Joseph Hawcridge
- Full name: John Joseph Hawcridge
- Date of birth: 28 September 1863
- Place of birth: Macclesfield, England
- Date of death: 1 January 1905 (aged 41)
- Place of death: San Francisco, United States

Rugby union career
- Position(s): Three-quarters

Senior career
- Years: Team / Apps / (Points)
- –: Bradford F.C. /  / ()

International career
- Years: Team / Apps / (Points)
- 1885: England / 2 / (0)

= Joseph Hawcridge =

England international rugby union player

John Joseph Hawcridge (28 September 1863 – 1 January 1905), also known by the nickname of the "Artful Dodger", was an English rugby union footballer who played in the 1880s. He played at representative level for England, and at club level for Bradford F.C., as a three-quarter, i.e. wing or centre.

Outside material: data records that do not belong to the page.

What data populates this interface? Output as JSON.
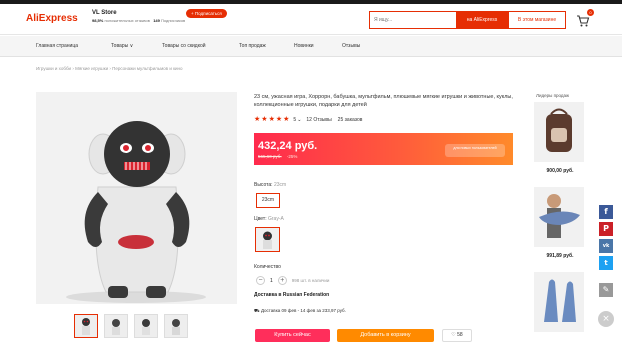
{
  "header": {
    "logo": "AliExpress",
    "store_name": "VL Store",
    "store_rating": "98,5%",
    "store_rating_text": "положительных отзывов",
    "store_followers": "149",
    "store_followers_text": "Подписчиков",
    "subscribe_label": "+ Подписаться",
    "search_placeholder": "Я ищу...",
    "search_aliexpress_label": "на AliExpress",
    "search_store_label": "В этом магазине",
    "cart_count": "0"
  },
  "nav": {
    "items": [
      "Главная страница",
      "Товары ∨",
      "Товары со скидкой",
      "Топ продаж",
      "Новинки",
      "Отзывы"
    ]
  },
  "breadcrumb": [
    "Игрушки и хобби",
    "Мягкие игрушки",
    "Персонажи мультфильмов и кино"
  ],
  "product": {
    "title": "23 см, ужасная игра, Хоррорн, бабушка, мультфильм, плюшевые мягкие игрушки и животные, куклы, коллекционные игрушки, подарки для детей",
    "rating": "5",
    "reviews": "12 Отзывы",
    "orders": "25 заказов",
    "price": "432,24 руб.",
    "old_price": "565,60 руб.",
    "discount": "-25%",
    "promo_text": "для новых пользователей",
    "height_label": "Высота:",
    "height_value": "23cm",
    "height_option": "23cm",
    "color_label": "Цвет:",
    "color_value": "Gray-A",
    "quantity_label": "Количество",
    "quantity_value": "1",
    "quantity_available": "998 шт. в наличии",
    "delivery_title": "Доставка в Russian Federation",
    "delivery_info": "Доставка 09 фев - 14 фев за 233,97 руб.",
    "buy_now_label": "Купить сейчас",
    "add_to_cart_label": "Добавить в корзину",
    "wishlist_count": "58"
  },
  "recommendations": {
    "title": "Лидеры продаж",
    "items": [
      {
        "price": "900,00 руб."
      },
      {
        "price": "991,89 руб."
      }
    ]
  },
  "share": {
    "facebook_color": "#3b5998",
    "pinterest_color": "#cb2027",
    "vk_color": "#4a76a8",
    "twitter_color": "#1da1f2",
    "edit_color": "#999999"
  }
}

Prior to Tuesday 27 August 1895, Bradford F.C. was a rugby union club, it then became a rugby league club, and since 1907 it has been the association football (soccer) club Bradford Park Avenue.

==Background==
Joe Hawcridge was born in Macclesfield, Cheshire, and he died aged 41 in San Francisco, United States.

==Playing career==
Joe Hawcridge won caps for England while at Bradford F.C. in 1885 against Wales, and Ireland.

==Personal life==
Hawcridge married Helena Jane Wilkinson in 1888 in Bradford district.